The Twins tied the game at 4-4 on a bases-loaded walk by Danny Valencia in the bottom of the sixth, but then Teixeira cranked a two-run homer just inside the right-field foul pole the next inning, and soon, once again, it was time for Rivera. Just before the game, Girardi had expressed some wariness about using the 40-year-old closer for more than three outs. "Is there trepidation about using him more than three outs? A little bit. ... We try not to do it," he had said. Then he used him for four outs -- or, more properly, five, thanks to Guccione the umpire. "I thought it was time to go Mo," Girardi explained afterwards. "It is one thing to sit up here three hours before the game and talk about what you might do and might not do. You get in a situation and you look at a match-up, and I said it is a good match-up for Mo."
It is both easy and tempting -- even for Twins fans, normally an upbeat lot, but one that filed out of their limestone-accented new stadium grumbling and cursing -- to look at how this game played out and assume that since it seems to be the continuation of a pattern from last October (and, in fact, from both 2003 and '04, when the Yankees beat the Twins in the ALDS, too), that the pattern will continue for two more games, and that will again be that for Minnesota. Easy, tempting, and wrong, says Derek Jeter, who at 36 seems to have less patience than ever for ideas like this -- ideas about overarching patterns and storylines that he doesn't believe exist, and probably don't. "This is an entirely different team," he said brusquely in the visitors' locker room, referring to the Twins, when someone asked him about the Yankees' recent good fortune against them. "We won Game 1. What we've done last year, three, four, five years ago, doesn't make a difference."
He is right: just because the Twins didn't appear to be different in Game 1, doesn't mean that they are not, or can't be -- deeper, more mature, more dangerous. And the Yankees are different too -- particularly Andy Pettitte, Thursday night's starter, who has won more games in the history of postseason baseball than anyone but who has pitched just three in the past two-and-a-half months, two of them rather poorly. "I'm just looking forward to, you know, making this start tomorrow and getting out there and hopefully getting going, get in a good rhythm," he said. "Hopefully get a good release point going and putting the ball where I want to put it and give us a good quality start. Hopefully."
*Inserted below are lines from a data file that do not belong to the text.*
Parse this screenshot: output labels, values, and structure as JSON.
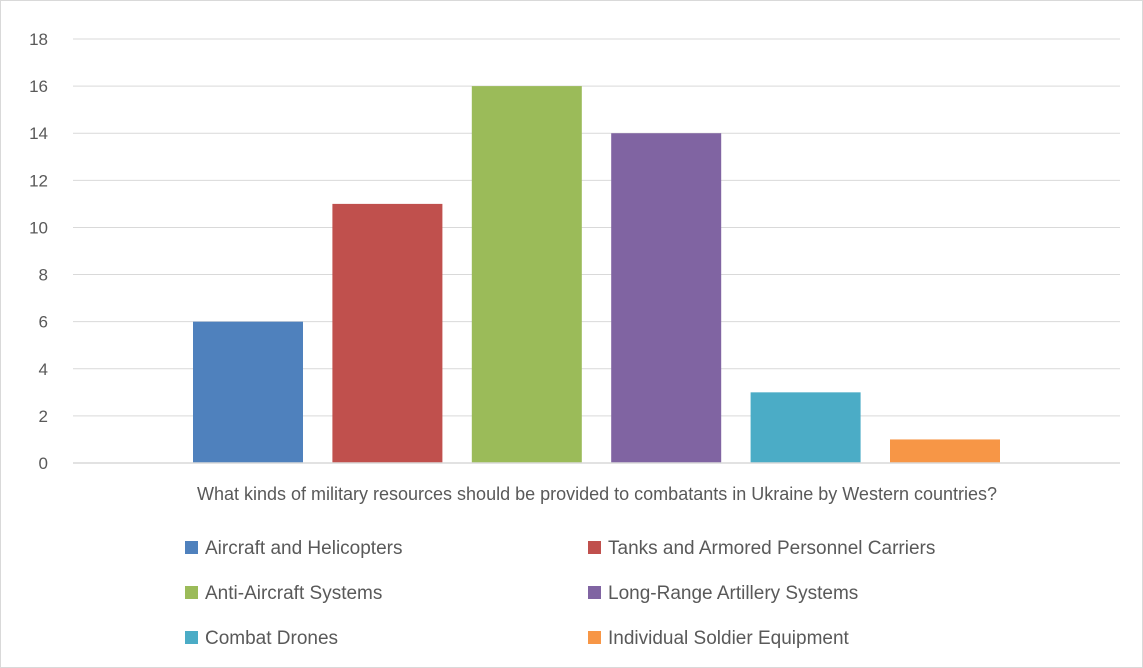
{
  "chart_data": {
    "type": "bar",
    "title": "",
    "xlabel": "What kinds of military resources should be provided to combatants in Ukraine by Western countries?",
    "ylabel": "",
    "ylim": [
      0,
      18
    ],
    "yticks": [
      0,
      2,
      4,
      6,
      8,
      10,
      12,
      14,
      16,
      18
    ],
    "grid": true,
    "legend_position": "bottom",
    "series": [
      {
        "name": "Aircraft and Helicopters",
        "value": 6,
        "color": "#4F81BD"
      },
      {
        "name": "Tanks and Armored Personnel Carriers",
        "value": 11,
        "color": "#C0504D"
      },
      {
        "name": "Anti-Aircraft Systems",
        "value": 16,
        "color": "#9BBB59"
      },
      {
        "name": "Long-Range Artillery Systems",
        "value": 14,
        "color": "#8064A2"
      },
      {
        "name": "Combat Drones",
        "value": 3,
        "color": "#4BACC6"
      },
      {
        "name": "Individual Soldier Equipment",
        "value": 1,
        "color": "#F79646"
      }
    ]
  }
}
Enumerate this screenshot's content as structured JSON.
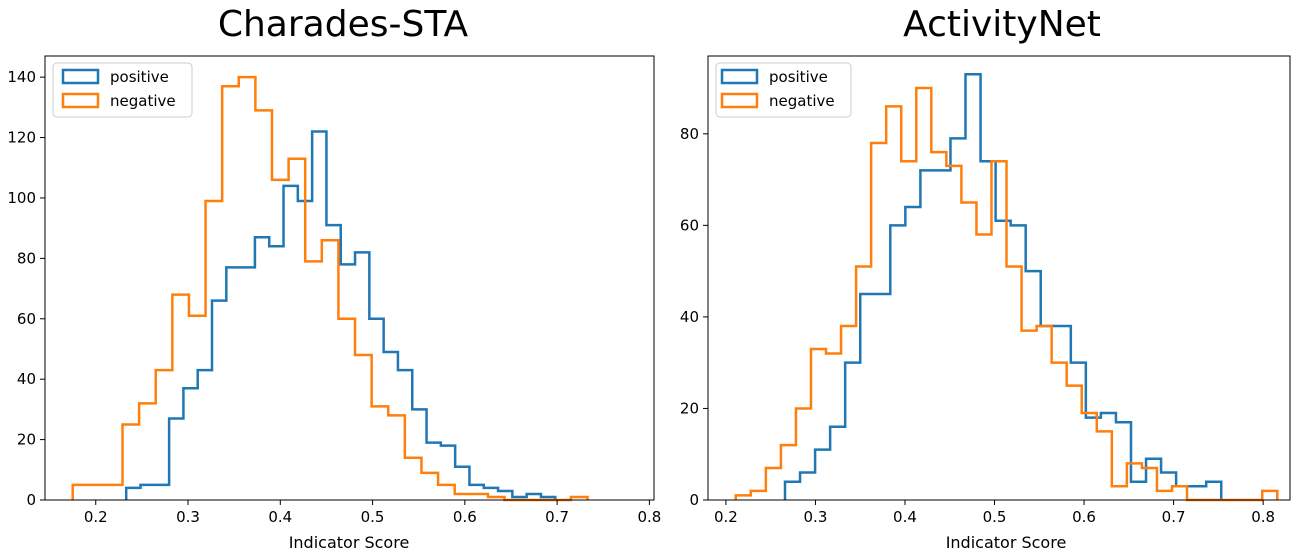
{
  "colors": {
    "positive": "#1f77b4",
    "negative": "#ff7f0e"
  },
  "chart_data": [
    {
      "type": "histogram",
      "title": "Charades-STA",
      "xlabel": "Indicator Score",
      "ylabel": "",
      "xlim": [
        0.145,
        0.805
      ],
      "ylim": [
        0,
        147
      ],
      "xticks": [
        0.2,
        0.3,
        0.4,
        0.5,
        0.6,
        0.7,
        0.8
      ],
      "yticks": [
        0,
        20,
        40,
        60,
        80,
        100,
        120,
        140
      ],
      "legend": "top-left",
      "series": [
        {
          "name": "positive",
          "color": "#1f77b4",
          "x_start": 0.233,
          "bin_width": 0.0155,
          "counts": [
            4,
            5,
            5,
            27,
            37,
            43,
            66,
            77,
            77,
            87,
            84,
            104,
            99,
            122,
            91,
            78,
            82,
            60,
            49,
            43,
            30,
            19,
            18,
            11,
            5,
            4,
            3,
            1,
            2,
            1
          ]
        },
        {
          "name": "negative",
          "color": "#ff7f0e",
          "x_start": 0.175,
          "bin_width": 0.018,
          "counts": [
            5,
            5,
            5,
            25,
            32,
            43,
            68,
            61,
            99,
            137,
            140,
            129,
            106,
            113,
            79,
            86,
            60,
            48,
            31,
            28,
            14,
            9,
            5,
            2,
            2,
            1,
            0,
            0,
            0,
            0,
            1
          ]
        }
      ]
    },
    {
      "type": "histogram",
      "title": "ActivityNet",
      "xlabel": "Indicator Score",
      "ylabel": "",
      "xlim": [
        0.18,
        0.83
      ],
      "ylim": [
        0,
        97
      ],
      "xticks": [
        0.2,
        0.3,
        0.4,
        0.5,
        0.6,
        0.7,
        0.8
      ],
      "yticks": [
        0,
        20,
        40,
        60,
        80
      ],
      "legend": "top-left",
      "series": [
        {
          "name": "positive",
          "color": "#1f77b4",
          "x_start": 0.266,
          "bin_width": 0.0168,
          "counts": [
            4,
            6,
            11,
            16,
            30,
            45,
            45,
            60,
            64,
            72,
            72,
            79,
            93,
            74,
            61,
            60,
            50,
            38,
            38,
            30,
            18,
            19,
            17,
            4,
            9,
            6,
            3,
            3,
            4
          ]
        },
        {
          "name": "negative",
          "color": "#ff7f0e",
          "x_start": 0.211,
          "bin_width": 0.0168,
          "counts": [
            1,
            2,
            7,
            12,
            20,
            33,
            32,
            38,
            51,
            78,
            86,
            74,
            90,
            76,
            73,
            65,
            58,
            74,
            51,
            37,
            38,
            30,
            25,
            19,
            15,
            3,
            8,
            7,
            2,
            3,
            0,
            0,
            0,
            0,
            0,
            2
          ]
        }
      ]
    }
  ]
}
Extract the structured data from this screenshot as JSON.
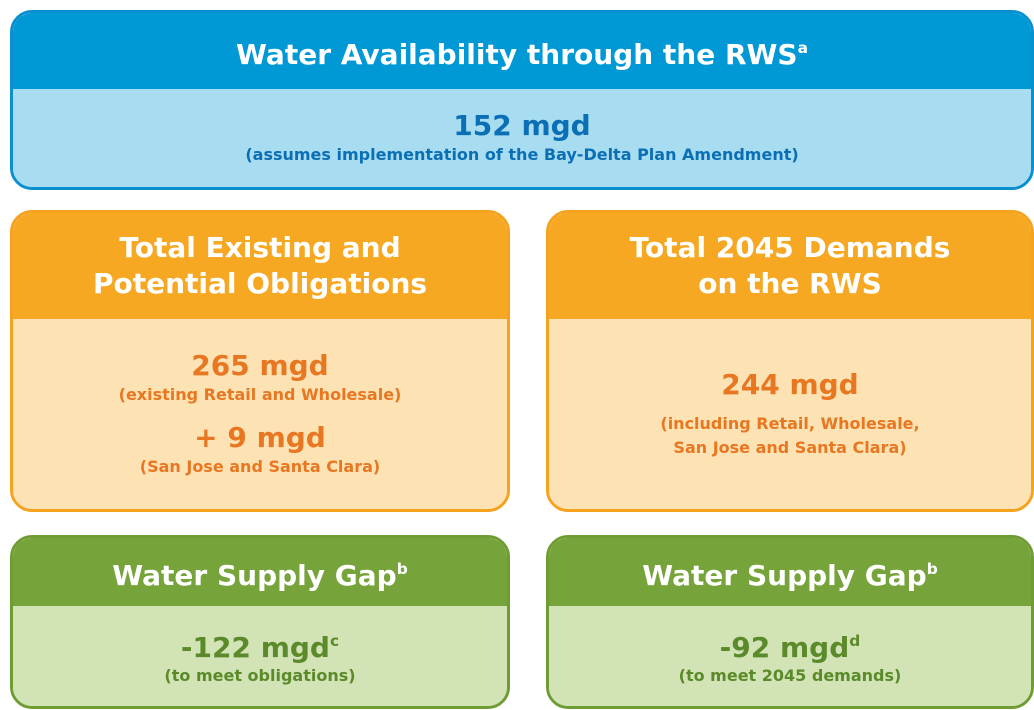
{
  "top": {
    "title": "Water Availability through the RWS",
    "title_note": "a",
    "value": "152 mgd",
    "note": "(assumes implementation of the Bay-Delta Plan Amendment)"
  },
  "obligations": {
    "title_lines": [
      "Total Existing and",
      "Potential Obligations"
    ],
    "value": "265 mgd",
    "note": "(existing Retail and Wholesale)",
    "extra_value": "+ 9 mgd",
    "extra_note": "(San Jose and Santa Clara)"
  },
  "demands": {
    "title_lines": [
      "Total 2045 Demands",
      "on the RWS"
    ],
    "value": "244 mgd",
    "note_lines": [
      "(including Retail, Wholesale,",
      "San Jose and Santa Clara)"
    ]
  },
  "gaps": [
    {
      "title": "Water Supply Gap",
      "title_note": "b",
      "value": "-122 mgd",
      "value_note": "c",
      "note": "(to meet obligations)"
    },
    {
      "title": "Water Supply Gap",
      "title_note": "b",
      "value": "-92 mgd",
      "value_note": "d",
      "note": "(to meet 2045 demands)"
    }
  ]
}
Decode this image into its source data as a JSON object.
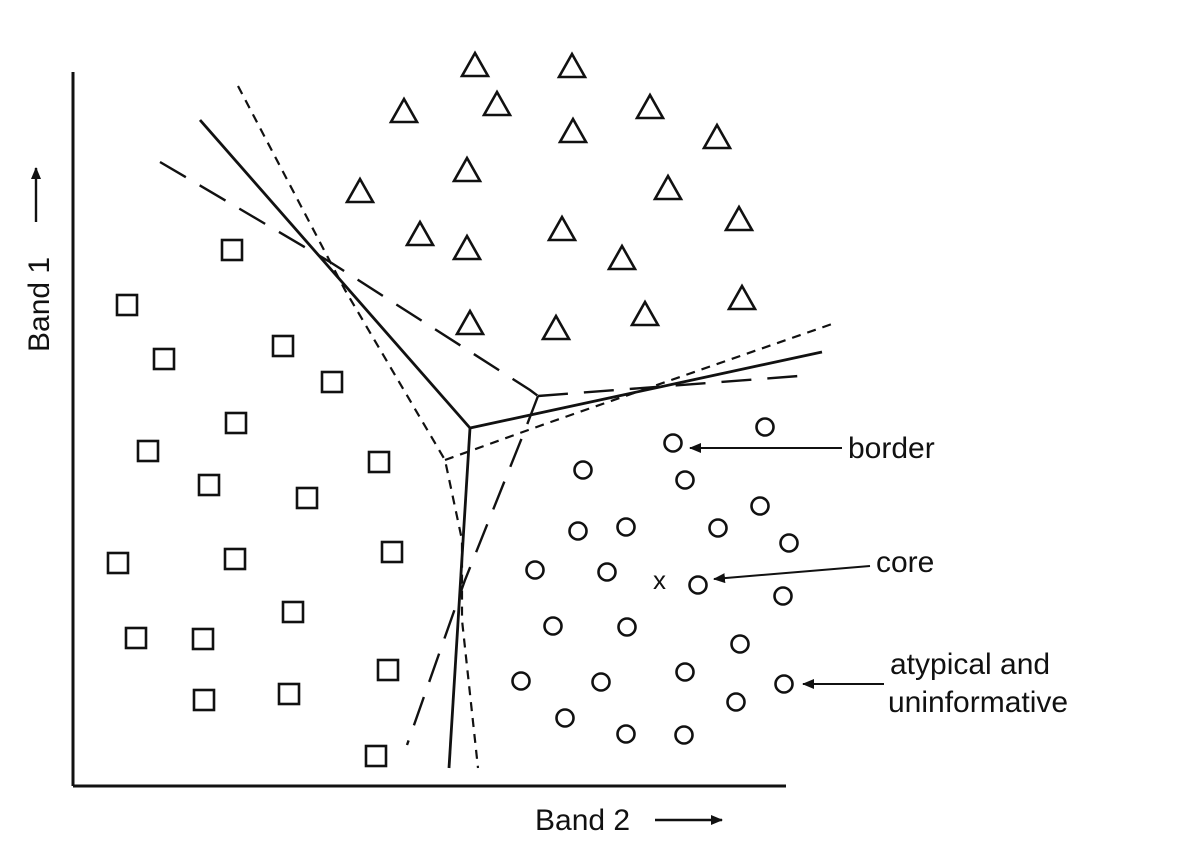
{
  "axes": {
    "x_label": "Band 2",
    "y_label": "Band 1"
  },
  "annotations": {
    "border": "border",
    "core": "core",
    "core_marker": "x",
    "atypical_line1": "atypical and",
    "atypical_line2": "uninformative"
  },
  "class_shapes": {
    "class_a": "square",
    "class_b": "triangle",
    "class_c": "circle"
  }
}
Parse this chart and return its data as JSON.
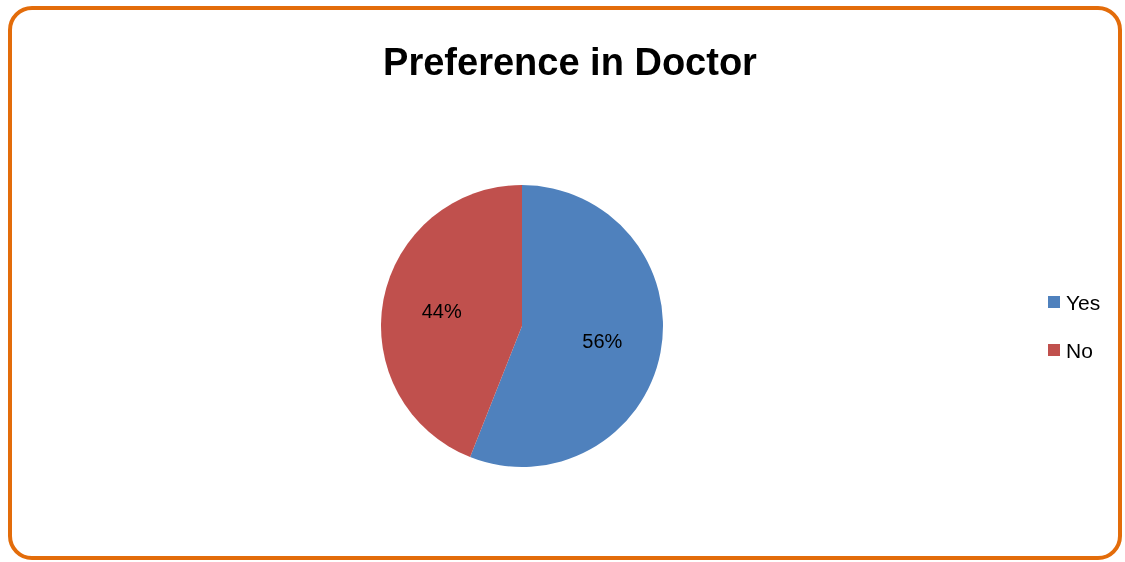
{
  "chart_data": {
    "type": "pie",
    "title": "Preference in Doctor",
    "categories": [
      "Yes",
      "No"
    ],
    "values": [
      56,
      44
    ],
    "colors": [
      "#4f81bd",
      "#c0504d"
    ],
    "value_labels": [
      "56%",
      "44%"
    ],
    "data_labels": true,
    "legend": "right"
  }
}
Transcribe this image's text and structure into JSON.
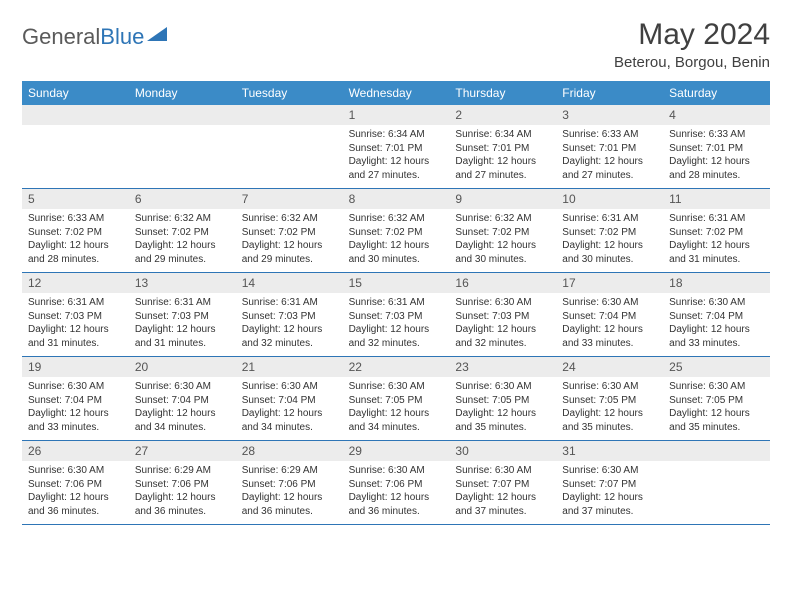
{
  "logo": {
    "text_gray": "General",
    "text_blue": "Blue"
  },
  "title": "May 2024",
  "location": "Beterou, Borgou, Benin",
  "colors": {
    "header_bg": "#3b8bc7",
    "divider": "#2e75b6",
    "daynum_bg": "#ececec",
    "text_dark": "#404040",
    "body_text": "#333333"
  },
  "weekdays": [
    "Sunday",
    "Monday",
    "Tuesday",
    "Wednesday",
    "Thursday",
    "Friday",
    "Saturday"
  ],
  "weeks": [
    [
      null,
      null,
      null,
      {
        "n": "1",
        "sr": "6:34 AM",
        "ss": "7:01 PM",
        "dl": "12 hours and 27 minutes."
      },
      {
        "n": "2",
        "sr": "6:34 AM",
        "ss": "7:01 PM",
        "dl": "12 hours and 27 minutes."
      },
      {
        "n": "3",
        "sr": "6:33 AM",
        "ss": "7:01 PM",
        "dl": "12 hours and 27 minutes."
      },
      {
        "n": "4",
        "sr": "6:33 AM",
        "ss": "7:01 PM",
        "dl": "12 hours and 28 minutes."
      }
    ],
    [
      {
        "n": "5",
        "sr": "6:33 AM",
        "ss": "7:02 PM",
        "dl": "12 hours and 28 minutes."
      },
      {
        "n": "6",
        "sr": "6:32 AM",
        "ss": "7:02 PM",
        "dl": "12 hours and 29 minutes."
      },
      {
        "n": "7",
        "sr": "6:32 AM",
        "ss": "7:02 PM",
        "dl": "12 hours and 29 minutes."
      },
      {
        "n": "8",
        "sr": "6:32 AM",
        "ss": "7:02 PM",
        "dl": "12 hours and 30 minutes."
      },
      {
        "n": "9",
        "sr": "6:32 AM",
        "ss": "7:02 PM",
        "dl": "12 hours and 30 minutes."
      },
      {
        "n": "10",
        "sr": "6:31 AM",
        "ss": "7:02 PM",
        "dl": "12 hours and 30 minutes."
      },
      {
        "n": "11",
        "sr": "6:31 AM",
        "ss": "7:02 PM",
        "dl": "12 hours and 31 minutes."
      }
    ],
    [
      {
        "n": "12",
        "sr": "6:31 AM",
        "ss": "7:03 PM",
        "dl": "12 hours and 31 minutes."
      },
      {
        "n": "13",
        "sr": "6:31 AM",
        "ss": "7:03 PM",
        "dl": "12 hours and 31 minutes."
      },
      {
        "n": "14",
        "sr": "6:31 AM",
        "ss": "7:03 PM",
        "dl": "12 hours and 32 minutes."
      },
      {
        "n": "15",
        "sr": "6:31 AM",
        "ss": "7:03 PM",
        "dl": "12 hours and 32 minutes."
      },
      {
        "n": "16",
        "sr": "6:30 AM",
        "ss": "7:03 PM",
        "dl": "12 hours and 32 minutes."
      },
      {
        "n": "17",
        "sr": "6:30 AM",
        "ss": "7:04 PM",
        "dl": "12 hours and 33 minutes."
      },
      {
        "n": "18",
        "sr": "6:30 AM",
        "ss": "7:04 PM",
        "dl": "12 hours and 33 minutes."
      }
    ],
    [
      {
        "n": "19",
        "sr": "6:30 AM",
        "ss": "7:04 PM",
        "dl": "12 hours and 33 minutes."
      },
      {
        "n": "20",
        "sr": "6:30 AM",
        "ss": "7:04 PM",
        "dl": "12 hours and 34 minutes."
      },
      {
        "n": "21",
        "sr": "6:30 AM",
        "ss": "7:04 PM",
        "dl": "12 hours and 34 minutes."
      },
      {
        "n": "22",
        "sr": "6:30 AM",
        "ss": "7:05 PM",
        "dl": "12 hours and 34 minutes."
      },
      {
        "n": "23",
        "sr": "6:30 AM",
        "ss": "7:05 PM",
        "dl": "12 hours and 35 minutes."
      },
      {
        "n": "24",
        "sr": "6:30 AM",
        "ss": "7:05 PM",
        "dl": "12 hours and 35 minutes."
      },
      {
        "n": "25",
        "sr": "6:30 AM",
        "ss": "7:05 PM",
        "dl": "12 hours and 35 minutes."
      }
    ],
    [
      {
        "n": "26",
        "sr": "6:30 AM",
        "ss": "7:06 PM",
        "dl": "12 hours and 36 minutes."
      },
      {
        "n": "27",
        "sr": "6:29 AM",
        "ss": "7:06 PM",
        "dl": "12 hours and 36 minutes."
      },
      {
        "n": "28",
        "sr": "6:29 AM",
        "ss": "7:06 PM",
        "dl": "12 hours and 36 minutes."
      },
      {
        "n": "29",
        "sr": "6:30 AM",
        "ss": "7:06 PM",
        "dl": "12 hours and 36 minutes."
      },
      {
        "n": "30",
        "sr": "6:30 AM",
        "ss": "7:07 PM",
        "dl": "12 hours and 37 minutes."
      },
      {
        "n": "31",
        "sr": "6:30 AM",
        "ss": "7:07 PM",
        "dl": "12 hours and 37 minutes."
      },
      null
    ]
  ],
  "labels": {
    "sunrise": "Sunrise:",
    "sunset": "Sunset:",
    "daylight": "Daylight:"
  }
}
A lot of "hopefully's," to be sure. It will be incumbent on the Twins to exploit that uncertainty, and to show that the pattern we might detect in their recent playoff history against the Yankees is merely a coincidence, if an extended one, and not how it always must be. A Game 1 loss to the Yankees' ace doesn't mean that history will again ultimately repeat itself for the Twins. Losses in both Games 1 and 2, followed by a trip to Yankee Stadium, will almost certainly ensure that it will.